Post Number: 17
Posted From: 188.8.131.52
|Posted on Friday, August 26, 2005 - 01:30 am: ||
Well, after being worried about getting the primer sugar mixed good enough when I bottled, I took the advice here, and opened a few bottles early. I opened two twelve ounce bottles (those bottled towards the bottom of the wort), and they were carbonated great. In fact, the beer is also delicious.
Well, went to open one of the 22 ounce bottles tonight, and was dissapointed. Almost no carbonation. Some bubbles, but only that. No rich frothy head.
So I have three questions.
First, do bigger bottles of beer take longer to carbonate.
If not, is it possible that some of the others will still be carnonated, but for some reason not this one?

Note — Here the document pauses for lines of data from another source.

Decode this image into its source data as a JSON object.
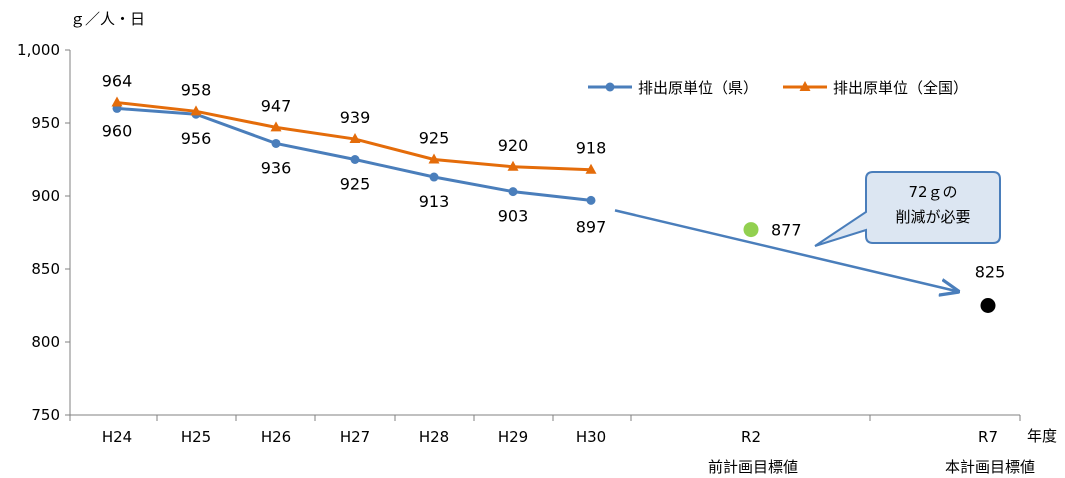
{
  "chart_data": {
    "type": "line",
    "ylabel": "ｇ／人・日",
    "xlabel": "年度",
    "ylim": [
      750,
      1000
    ],
    "yticks": [
      750,
      800,
      850,
      900,
      950,
      1000
    ],
    "ytick_labels": [
      "750",
      "800",
      "850",
      "900",
      "950",
      "1,000"
    ],
    "categories": [
      "H24",
      "H25",
      "H26",
      "H27",
      "H28",
      "H29",
      "H30",
      "R2",
      "R7"
    ],
    "category_sublabels": [
      "",
      "",
      "",
      "",
      "",
      "",
      "",
      "前計画目標値",
      "本計画目標値"
    ],
    "grid": false,
    "legend_position": "top-right",
    "series": [
      {
        "name": "排出原単位（県）",
        "color": "#4a7ebb",
        "marker": "circle",
        "values": [
          960,
          956,
          936,
          925,
          913,
          903,
          897,
          null,
          null
        ]
      },
      {
        "name": "排出原単位（全国）",
        "color": "#e46c0a",
        "marker": "triangle",
        "values": [
          964,
          958,
          947,
          939,
          925,
          920,
          918,
          null,
          null
        ]
      }
    ],
    "targets": [
      {
        "category": "R2",
        "value": 877,
        "color": "#92d050"
      },
      {
        "category": "R7",
        "value": 825,
        "color": "#000000"
      }
    ],
    "trend_arrow": {
      "from": {
        "category": "H30",
        "value": 897
      },
      "to": {
        "category": "R7",
        "value": 825
      },
      "color": "#4a7ebb"
    },
    "callout": {
      "lines": [
        "72ｇの",
        "削減が必要"
      ],
      "fill": "#dce6f2",
      "border": "#4a7ebb"
    }
  }
}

Lastly, any reason not to drink the rest anyway? I mean, it does taste good, and while not carbonated, there were just a few bubbles. :D
Post Number: 234
Posted From: 184.108.40.206
|Posted on Friday, August 26, 2005 - 01:41 am: ||
I think you answered your own question. You stated that the properly carbonated bottles were from the bottom of the bottling bucket. If your priming sugar was not properly mixed, that is where the majority of the sugar would be, hence the difference in carbonation.
On the other hand, maybe you are right about bigger bottles taking longer to carbonate. In that case, your priming sugar may have been properly mixed after all. The only way to find out for sure is to let the big bottles sit another week or two and see what happens. Anyway, if it tastes good as is, you are in good shape as there is no easy way to fix it without risking screwing it all up. Just mix better next time.
Nebraska Brews Since 2002
Post Number: 18
Posted From: 220.127.116.11
|Posted on Friday, August 26, 2005 - 01:51 am: ||
Ya, that's definetely the plan with the next brew. Will mix it better for sure.
Just noticed something else on the 22 ounce bottle.
The beer in the 12 ounce bottles wasn't "clear" either.
When I opened the 22 OZ bottles, I poured about half into a glass, and it was clear. When i poured the rest in, it wasn't. Like it had settled in the bottom of the bottle.
And strangely enough, it seemed more carbonated.
Is that even possible? LOL.
Post Number: 199
Posted From: 18.104.22.168
|Posted on Friday, August 26, 2005 - 01:59 am: ||
A good seal is something to think about.
I no longer boil my bottle caps because I found that the ones I didn't use immediately would not hold a seal.
I found that out with a batch in which 1/2 were flat. The exact number that I had saved of botlle caps that had been boiled for a previous batch then not used.
Whenever I do bottle, I put the sugar solution into the bottling bucket as I am syphoning beer into it. I wait until I have a quart or two of beer in there, than pour it in. I always get even mixing that way.
Post Number: 707
Posted From: 22.214.171.124
|Posted on Friday, August 26, 2005 - 02:00 am: ||
Shamus, fwiw, make sure you add the priming sugar into the bottling bucket and "then" rack the beer....never had a problem with inconsistent carbonation doing this. I also stash the bottles away for a couple of weeks at room temp (low-70's)...used to use a mix of Rogue bomber, and 12 ouncers when bottling a batch....always got that nice 'pffffffft.
(Disclaimer - I currently use 5 gallon "bottles")
Post Number: 130
Posted From: 126.96.36.199
|Posted on Friday, August 26, 2005 - 02:19 am: ||
Patience is likely all that you require. When bottling, keep the bottles at room temperature for a minimum of two weeks. If the carbonation is weak, give them another week or more. Chill them in the fridge for at least a few days before you try one. Give them a little more time and a little more cold.
Post Number: 43
Posted From: 188.8.131.52
|Posted on Friday, August 26, 2005 - 01:40 pm: ||
I have also switched over to 5 gal bottles. However, my experence with bottling was that the pints always carbed quicker than the 12 oz bottles and usually maintained a slightly higher level of carbination than the 12 oz. I always figured this was due to the fact that larger containers require less priming sugar. Otherwise as others have stated... time.
Post Number: 45
Posted From: 184.108.40.206
|Posted on Friday, August 26, 2005 - 03:39 pm: ||
I bottle from corny kegs. Boil sugar in water, pour it in. Add some yeast if the beer is over 2 onths old. Put lid in place, pressurize to 15psi to seal. SHake the hell out of it to insure everything is mixed well. Use 3psi to deliver beer to bottles.
I see no differnce in the carbonation time or level of bottles with this method.
It does not matter if they are nibs, bombers or 12 oz. They all seem to take the same amount of time and end up with the same amount of carbonation.